Española Island

Our finale to this fabulous week of exploration in the magical islands of Galápagos was no less fabulous than each one of the other seven days has been. In fact, several of our elated guests said, as they returned to the ship in the late afternoon: “you saved the best for last!”

Española Island is the southeastern most and the oldest in the archipelago. It is isolated by the ocean currents and distance and hence harbors several species of birds, plants and animals that are found no where else in the islands - or in the world! It is a small, fairly flat and rocky island and is the center piece of the success story of tortoise restoration and repatriation by the efforts of the National Park and Darwin Station. From a tiny total population of 15 adult tortoises on the brink of extinction, they have been bred in captivity and there are now almost 3000 wild tortoises freely roaming the island and breeding as they have for millennium.

We began our day bright and early; a group of kayakers took to the water in the yellow boats and paddled along the islet of Gardner. They were escorted by frisky sea lions and admired the soaring sea birds and were predictably quite hungry by the time they joined the rest of us at breakfast.

We slipped into our wetsuits and boarded the Zodiacs and returned to Gardner to snorkel with schools of fish (the juvenile king angels were particularly colorful!) and several very playful, graceful and curious sea lions. Later, on the mile long brilliant white sand beach we took yet more photos of sea lions and enjoyed strolling, swimming or just relaxing.

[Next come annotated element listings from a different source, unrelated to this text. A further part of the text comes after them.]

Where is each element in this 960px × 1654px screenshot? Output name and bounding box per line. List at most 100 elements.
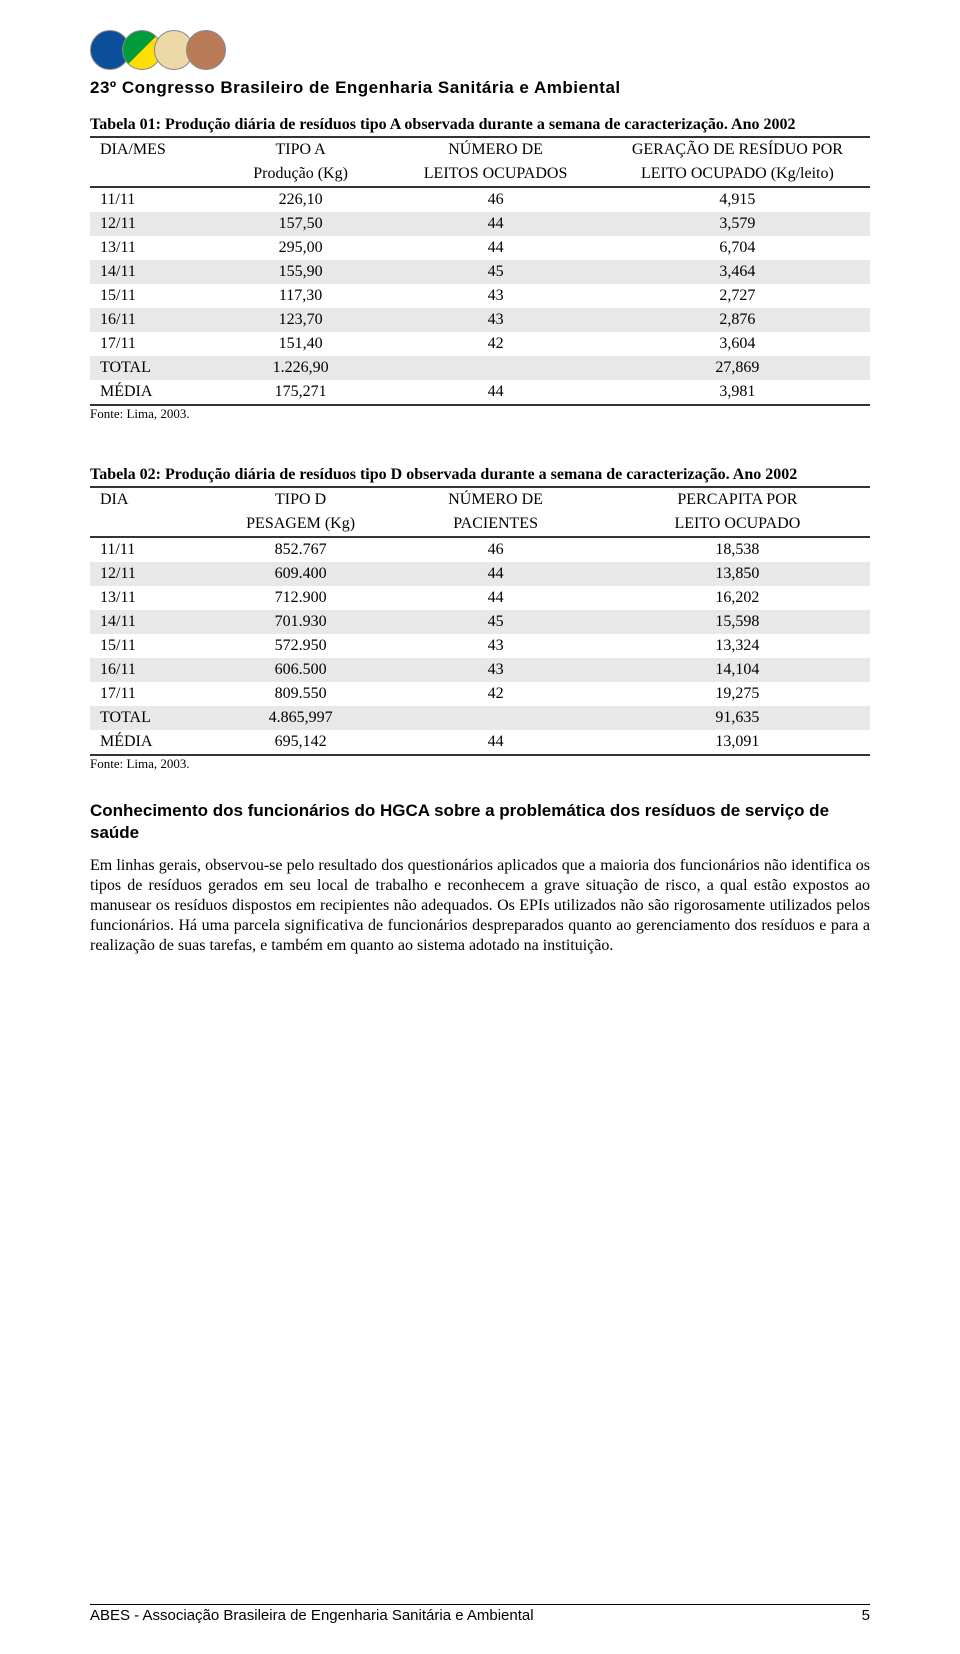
- table1-h2-c0: [90, 162, 215, 187]
- table1-cell: 2,876: [605, 308, 870, 332]
- table1-row: 12/11157,50443,579: [90, 212, 870, 236]
- table2-cell: 13,091: [605, 730, 870, 755]
- table2-header-row1: DIA TIPO D NÚMERO DE PERCAPITA POR: [90, 487, 870, 512]
- table1-cell: 2,727: [605, 284, 870, 308]
- table2-header-row2: PESAGEM (Kg) PACIENTES LEITO OCUPADO: [90, 512, 870, 537]
- table1-row: MÉDIA175,271443,981: [90, 380, 870, 405]
- table2-cell: 852.767: [215, 537, 387, 562]
- table2-cell: 44: [386, 586, 604, 610]
- table1-h1-c1: TIPO A: [215, 137, 387, 162]
- table1-cell: 3,579: [605, 212, 870, 236]
- table2-caption: Tabela 02: Produção diária de resíduos t…: [90, 466, 870, 484]
- table2-cell: 606.500: [215, 658, 387, 682]
- header-logos: [90, 30, 870, 70]
- table2-row: 17/11809.5504219,275: [90, 682, 870, 706]
- table2-row: 14/11701.9304515,598: [90, 610, 870, 634]
- table2-cell: 44: [386, 562, 604, 586]
- table2-cell: 572.950: [215, 634, 387, 658]
- table1-cell: 11/11: [90, 187, 215, 212]
- table1-h2-c2: LEITOS OCUPADOS: [386, 162, 604, 187]
- congress-title: 23º Congresso Brasileiro de Engenharia S…: [90, 78, 870, 98]
- table2-source: Fonte: Lima, 2003.: [90, 756, 870, 772]
- table1-cell: 151,40: [215, 332, 387, 356]
- table2-h2-c3: LEITO OCUPADO: [605, 512, 870, 537]
- table2-cell: 46: [386, 537, 604, 562]
- table2-row: TOTAL4.865,997 91,635: [90, 706, 870, 730]
- table2-cell: TOTAL: [90, 706, 215, 730]
- table1-h1-c0: DIA/MES: [90, 137, 215, 162]
- table2-h1-c0: DIA: [90, 487, 215, 512]
- table2-row: 15/11572.9504313,324: [90, 634, 870, 658]
- table2-cell: MÉDIA: [90, 730, 215, 755]
- table1-cell: 15/11: [90, 284, 215, 308]
- table2-h2-c1: PESAGEM (Kg): [215, 512, 387, 537]
- table2-cell: 15/11: [90, 634, 215, 658]
- table2-cell: 16,202: [605, 586, 870, 610]
- table1-row: 13/11295,00446,704: [90, 236, 870, 260]
- table1-row: 14/11155,90453,464: [90, 260, 870, 284]
- table2-cell: [386, 706, 604, 730]
- document-page: 23º Congresso Brasileiro de Engenharia S…: [0, 0, 960, 1654]
- table2-row: 12/11609.4004413,850: [90, 562, 870, 586]
- table2-h2-c2: PACIENTES: [386, 512, 604, 537]
- table2-cell: 14/11: [90, 610, 215, 634]
- table1-cell: 3,604: [605, 332, 870, 356]
- table2-cell: 4.865,997: [215, 706, 387, 730]
- table1-cell: 17/11: [90, 332, 215, 356]
- table1-cell: [386, 356, 604, 380]
- table1-cell: MÉDIA: [90, 380, 215, 405]
- footer-page-number: 5: [862, 1607, 870, 1624]
- footer-left: ABES - Associação Brasileira de Engenhar…: [90, 1607, 534, 1624]
- table1-cell: 43: [386, 284, 604, 308]
- table1-h2-c1: Produção (Kg): [215, 162, 387, 187]
- table1-row: 16/11123,70432,876: [90, 308, 870, 332]
- table1-cell: 44: [386, 212, 604, 236]
- table1-row: 11/11226,10464,915: [90, 187, 870, 212]
- table2-cell: 11/11: [90, 537, 215, 562]
- table1-header-row2: Produção (Kg) LEITOS OCUPADOS LEITO OCUP…: [90, 162, 870, 187]
- table2-cell: 45: [386, 610, 604, 634]
- table2-h1-c3: PERCAPITA POR: [605, 487, 870, 512]
- table1-cell: 43: [386, 308, 604, 332]
- table2-cell: 17/11: [90, 682, 215, 706]
- table1-caption: Tabela 01: Produção diária de resíduos t…: [90, 116, 870, 134]
- people-icon: [186, 30, 226, 70]
- table1-cell: 3,981: [605, 380, 870, 405]
- table2-cell: 42: [386, 682, 604, 706]
- table1-cell: 295,00: [215, 236, 387, 260]
- table1-cell: TOTAL: [90, 356, 215, 380]
- table1-h2-c3: LEITO OCUPADO (Kg/leito): [605, 162, 870, 187]
- table2-h1-c2: NÚMERO DE: [386, 487, 604, 512]
- table1-row: 15/11117,30432,727: [90, 284, 870, 308]
- table1-cell: 4,915: [605, 187, 870, 212]
- table1: DIA/MES TIPO A NÚMERO DE GERAÇÃO DE RESÍ…: [90, 136, 870, 406]
- table2-cell: 695,142: [215, 730, 387, 755]
- table1-cell: 44: [386, 236, 604, 260]
- table1-cell: 117,30: [215, 284, 387, 308]
- table1-cell: 12/11: [90, 212, 215, 236]
- table1-cell: 3,464: [605, 260, 870, 284]
- table2-cell: 91,635: [605, 706, 870, 730]
- table1-cell: 46: [386, 187, 604, 212]
- table1-cell: 14/11: [90, 260, 215, 284]
- table2-h2-c0: [90, 512, 215, 537]
- table1-cell: 123,70: [215, 308, 387, 332]
- table1-cell: 42: [386, 332, 604, 356]
- table1-cell: 175,271: [215, 380, 387, 405]
- table1-cell: 1.226,90: [215, 356, 387, 380]
- section-heading: Conhecimento dos funcionários do HGCA so…: [90, 800, 870, 844]
- table2-cell: 43: [386, 658, 604, 682]
- table1-row: TOTAL1.226,9027,869: [90, 356, 870, 380]
- section-paragraph: Em linhas gerais, observou-se pelo resul…: [90, 856, 870, 956]
- table1-cell: 226,10: [215, 187, 387, 212]
- table2-h1-c1: TIPO D: [215, 487, 387, 512]
- table1-cell: 155,90: [215, 260, 387, 284]
- table2-row: 13/11712.9004416,202: [90, 586, 870, 610]
- table2-cell: 13/11: [90, 586, 215, 610]
- table1-cell: 16/11: [90, 308, 215, 332]
- table2-row: 11/11852.7674618,538: [90, 537, 870, 562]
- table1-row: 17/11151,40423,604: [90, 332, 870, 356]
- table1-h1-c3: GERAÇÃO DE RESÍDUO POR: [605, 137, 870, 162]
- table1-cell: 45: [386, 260, 604, 284]
- table2-cell: 18,538: [605, 537, 870, 562]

This has got to be one of the most beautiful beaches in the world and we were delighted to be sharing it with a couple hundred Pinnipeds rather than other Homo sapiens!

The afternoon’s walk along a rough boulder trail was absolutely spectacular. We hiked among the ubiquitous sea lions and reddish iguanas, then through nesting blue foot and Nazca boobies and to the cliff edge where we admired a blow hole that blasted spray high into the cool afternoon sky. We sat on the cliff and watched sea birds soaring above us and elegant waved albatross courting in the drying grasses, and we were grateful for having been privileged to witness nature at her most innocent.

May the wildlife of Galápagos remain ever fearless and jealously protected, so that generations to come can enjoy them as we have!